S’il est vrai qu’après des années de déficit, le système de retraite enregistre un excédent en 2021 de 900 millions d’euros et qu’en 2022, l’excédent devrait s’élever à 3,2 milliards d’euros, ces bons résultats s’expliquent essentiellement par le rebond d’activité survenu après la crise sanitaire et ne sont pas durables. Le conseil d’orientation des retraites prévoit qu’entre 2022 et 2032, la situation financière de notre système de retraite devrait se dégrader. Le conseil d’orientation des retraites prévoit un déficit de 0,5 à 0,8 point de PIB. Au-delà de 2032 , le conseil d’orientation des retraites prévoit un déficit quel que soit le scénario retenu.

Emmanuel Macron a donc raison de vouloir réformer le régime des retraites et de proposer l’allongement de l’âge légal de départ à la retraite. Les précédents Présidents ou gouvernements ont amendé les régimes de retraite sans jamais prendre la mesure de la dimension structurelle et anticipatrice nécessaire. 1993, 2003, 2010, 2013… Une longue succession de réformettes. La tentative de réforme portée en 2020 par Emmanuel Macron et le gouvernement d’Edouard Philippe visait à refondre en profondeur notre système de retraite. Elle était sans doute plus complexe et plus intelligente que celle proposée par Elisabeth Borne aujourd’hui, mais Emmanuel Macron y a renoncé en mars 2020, sous la pression des oppositions et alors que la crise de COVID-19 paralysait les institutions.

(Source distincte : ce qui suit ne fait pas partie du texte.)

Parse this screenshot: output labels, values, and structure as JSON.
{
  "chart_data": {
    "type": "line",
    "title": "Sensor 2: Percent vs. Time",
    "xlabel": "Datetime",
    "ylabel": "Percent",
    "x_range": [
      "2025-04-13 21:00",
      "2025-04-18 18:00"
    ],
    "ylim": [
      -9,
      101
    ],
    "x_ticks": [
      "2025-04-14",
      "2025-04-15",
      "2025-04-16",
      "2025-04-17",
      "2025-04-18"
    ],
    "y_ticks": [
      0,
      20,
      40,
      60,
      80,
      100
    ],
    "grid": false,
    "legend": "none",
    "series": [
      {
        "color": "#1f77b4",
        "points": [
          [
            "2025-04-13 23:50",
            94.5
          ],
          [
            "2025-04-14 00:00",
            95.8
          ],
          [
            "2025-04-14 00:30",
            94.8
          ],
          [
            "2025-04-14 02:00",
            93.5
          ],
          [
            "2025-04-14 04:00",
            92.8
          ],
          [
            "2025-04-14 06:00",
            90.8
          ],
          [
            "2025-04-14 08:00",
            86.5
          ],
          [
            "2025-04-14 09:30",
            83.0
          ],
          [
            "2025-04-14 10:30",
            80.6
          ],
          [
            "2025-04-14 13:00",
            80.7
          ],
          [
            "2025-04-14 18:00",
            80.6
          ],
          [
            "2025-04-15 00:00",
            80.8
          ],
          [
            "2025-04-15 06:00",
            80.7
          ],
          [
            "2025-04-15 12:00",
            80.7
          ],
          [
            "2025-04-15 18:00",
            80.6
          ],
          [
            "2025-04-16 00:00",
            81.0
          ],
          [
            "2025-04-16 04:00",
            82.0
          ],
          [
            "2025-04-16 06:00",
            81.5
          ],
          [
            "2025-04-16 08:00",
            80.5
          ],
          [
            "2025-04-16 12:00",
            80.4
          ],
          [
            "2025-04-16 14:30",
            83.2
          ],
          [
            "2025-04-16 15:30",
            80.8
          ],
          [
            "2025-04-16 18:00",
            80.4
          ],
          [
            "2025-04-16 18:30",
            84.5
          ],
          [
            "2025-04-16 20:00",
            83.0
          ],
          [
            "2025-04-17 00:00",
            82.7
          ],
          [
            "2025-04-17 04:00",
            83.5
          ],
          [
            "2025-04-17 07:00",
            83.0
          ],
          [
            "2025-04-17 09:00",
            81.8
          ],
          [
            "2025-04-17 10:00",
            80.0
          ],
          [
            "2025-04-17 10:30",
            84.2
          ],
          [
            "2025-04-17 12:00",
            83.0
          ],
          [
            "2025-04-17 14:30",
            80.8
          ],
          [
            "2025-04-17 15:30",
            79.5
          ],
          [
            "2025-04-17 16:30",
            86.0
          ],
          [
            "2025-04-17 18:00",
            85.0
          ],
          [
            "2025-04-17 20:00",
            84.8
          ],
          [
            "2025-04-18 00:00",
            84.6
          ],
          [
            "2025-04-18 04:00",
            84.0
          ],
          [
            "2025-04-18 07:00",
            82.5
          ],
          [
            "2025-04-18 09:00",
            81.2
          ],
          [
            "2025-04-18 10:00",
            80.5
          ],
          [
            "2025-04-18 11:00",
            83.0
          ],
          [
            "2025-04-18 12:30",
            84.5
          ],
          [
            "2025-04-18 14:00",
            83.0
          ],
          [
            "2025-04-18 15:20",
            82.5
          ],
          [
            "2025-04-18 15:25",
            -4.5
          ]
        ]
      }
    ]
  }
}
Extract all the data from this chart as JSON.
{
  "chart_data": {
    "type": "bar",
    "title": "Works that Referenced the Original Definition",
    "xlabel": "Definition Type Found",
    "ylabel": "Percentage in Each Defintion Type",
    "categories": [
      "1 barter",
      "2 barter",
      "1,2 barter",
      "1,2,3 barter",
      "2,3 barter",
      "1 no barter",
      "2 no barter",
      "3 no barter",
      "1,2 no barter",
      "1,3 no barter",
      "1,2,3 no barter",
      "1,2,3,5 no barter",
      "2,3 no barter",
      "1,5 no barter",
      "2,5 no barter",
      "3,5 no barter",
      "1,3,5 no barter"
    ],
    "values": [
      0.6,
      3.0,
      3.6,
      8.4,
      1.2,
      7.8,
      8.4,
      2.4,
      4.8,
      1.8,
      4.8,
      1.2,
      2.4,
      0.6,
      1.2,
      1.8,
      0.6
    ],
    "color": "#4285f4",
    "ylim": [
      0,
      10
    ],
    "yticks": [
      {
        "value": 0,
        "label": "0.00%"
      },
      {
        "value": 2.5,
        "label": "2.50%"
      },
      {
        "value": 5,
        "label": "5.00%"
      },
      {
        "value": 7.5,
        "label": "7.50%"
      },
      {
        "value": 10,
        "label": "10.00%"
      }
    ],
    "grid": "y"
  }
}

Emmanuel Macron a porté dans son programme présidentiel, pour sa réélection en 2022, l’ambition de régler de façon structurelle le financement des retraites pour les 20 prochaines années. Personne ne peut lui reprocher cette ambition. La guerre en Ukraine, la hausse de l’inflation et notamment l’augmentation massive du coût de l’énergie ont brutalement durci le contexte politique et rendent incertain le résultat de cette séquence. La cohésion de la majorité présidentielle, la cohérence des positions de LR, qui appelle de ses vœux, depuis des années, un allongement de la durée des cotisations par un report de l’âge légal de départ à la retraite, sont les variables dont le réglage d’ajustement permettra de savoir où va pencher la balance.

Si Emmanuel Macron parvient à contenir le mouvement de protestation sociale et à faire voter la réforme des retraites au Parlement , il sortira de cette séquence comme un Président courageux, soucieux de l’avenir de notre pays, réformateur. Cela peut suffire à sauver son deuxième mandat pourtant bien mal engagé.

Alexandre Medvedowsky
Alexandre Medvedowsky est un ancien élève de l’Ecole Nationale d’Administration (promotion Denis Diderot, 1984-1986). Magistrat au Conseil d’Etat à partir de 1986, il siège au cabinet de Laurent Fabius alors président de l’Assemblée Nationale de 1990 à 1992. De 1998 à 2001, il est professeur associé à l’Université d’Aix-Marseille III et enseigne à l’IEP de Paris jusqu’en 2006. Il a été conseiller des Bouches-du-Rhône de 1998 à mars 2015. Nommé conseiller d’Etat en juillet 2001, il rejoint ESL & Network Holding la même année et intègre le Directoire d’ESL & Network Holding, dont il est nommé président le 1er janvier 2013. Il a été élu président du SYNFIE, le syndicat français de l’intelligence économique en mai 2014.